* 1/2 (out of 4)
When we met 50 Cent 11 years ago, he was a bulletproof vest-wearing death cheater. He had personality. He cracked jokes. I watched interviews with him just to see what he was going to say.
Now, for his first album in five years, the rapper born Curtis Jackson has chosen the title “Animal Ambition: An Untamed Desire to Win” despite showcasing the least ambition he’s ever had. He sounds like one of the lazy, affluent rappers that “How to Rob”-era 50 would have … well, robbed. This isn’t a document of what his life is like now, or a purposeful retread of what it used to be. This is 50 Cent without emotion or nuance, absently delivering the formula of a 50 Cent song as if it were a computer-generated product built for mainstream consumption. It’s different and more insulting than the way other acts (looking at you, Jay Z) phone it in years removed from achieving huge success.
So instead of a traditional music review, let’s treat the album as if it were an item at an online marketplace like Amazon.

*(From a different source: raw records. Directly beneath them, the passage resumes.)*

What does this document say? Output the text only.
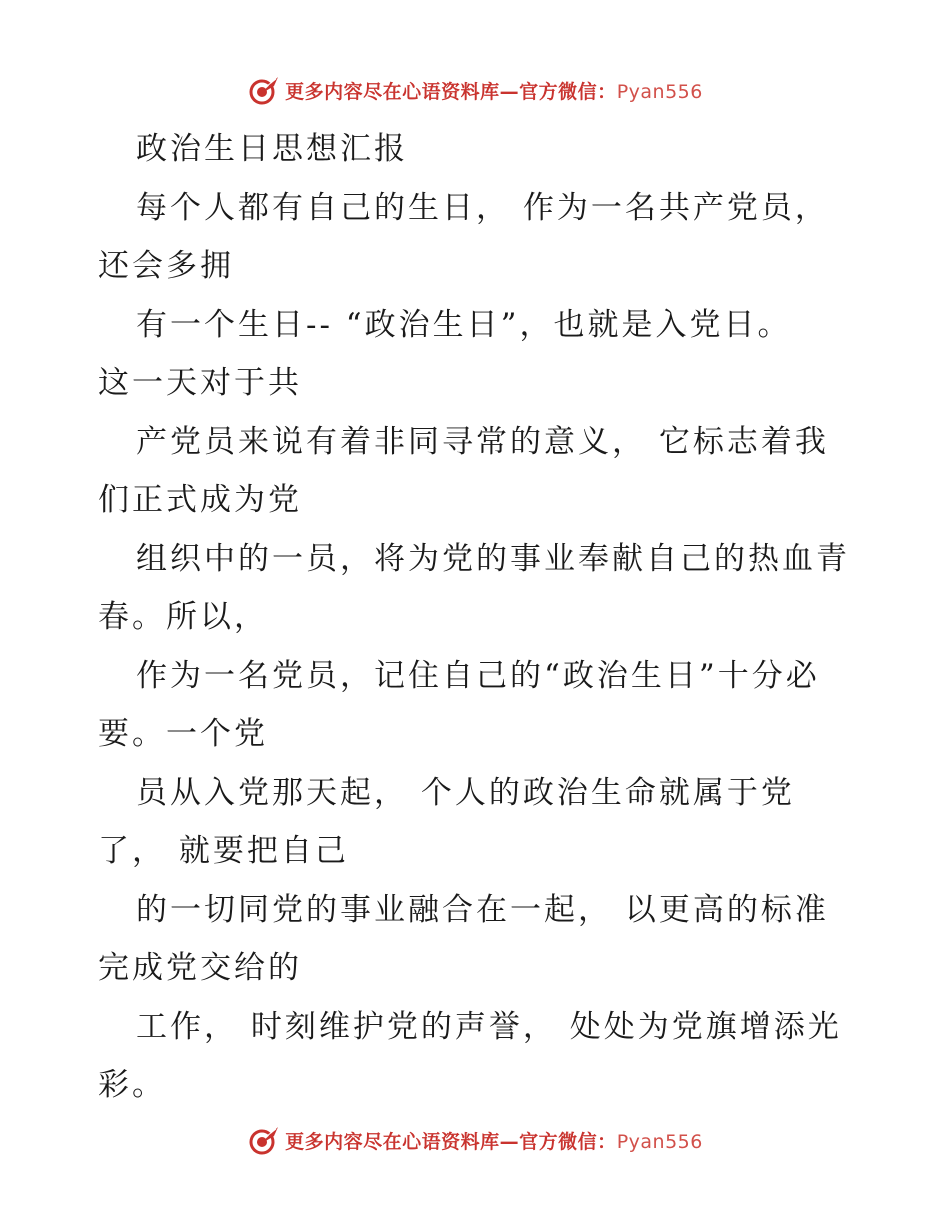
更多内容尽在心语资料库—官方微信：Pyan556
政治生日思想汇报
每个人都有自己的生日， 作为一名共产党员，
还会多拥
有一个生日-- “政治生日”，也就是入党日。
这一天对于共
产党员来说有着非同寻常的意义， 它标志着我
们正式成为党
组织中的一员，将为党的事业奉献自己的热血青
春。所以，
作为一名党员，记住自己的“政治生日”十分必
要。一个党
员从入党那天起， 个人的政治生命就属于党
了， 就要把自己
的一切同党的事业融合在一起， 以更高的标准
完成党交给的
工作， 时刻维护党的声誉， 处处为党旗增添光
彩。
更多内容尽在心语资料库—官方微信：Pyan556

"I’ve been buying 50 Cent for 11 years or so now. My cool cousin from New York used to always have it and recommended I try it myself. My first experience with it was sooooooooo goood! The inspiring quotes! The ruthless worldview! The reminder that one should get rich or die trying! I was hooked and told all my friends to use it.
After a few years, it felt like they changed the formula a bit. The inspiration was still there (that “I Get Money” still gets me to this day), but it got less and less effective. I’ll admit: I stopped buying it. Recently, I got word on Twitter that 50 Cent was releasing an album for the first time in years and was even doing a G-Unit reunion later this year! After hearing that dose of straight up nostalgia, I bought “Animal Ambition.” Man, was it DIS-A-PPOINTING. I mean, the potency has worn down from Grade-A to a level resembling high-fructose corn syrup. The whole shtick about being rich and being richer than I am and “Oh, hey, did you hear I’m rich?” got old quick.
Additives are usually powerful on 50 Cent products, but the appearances by Jadakiss, Styles P, and Prodigy were one-dimensional and lazy. There’s also this new guy called Kidd Kidd that is all over the record and doesn’t add much to the proceedings. Kidd Kidd needs to Quit Quit. I like “Smoke,” but I’m not sure I’ll recommend this to my friends."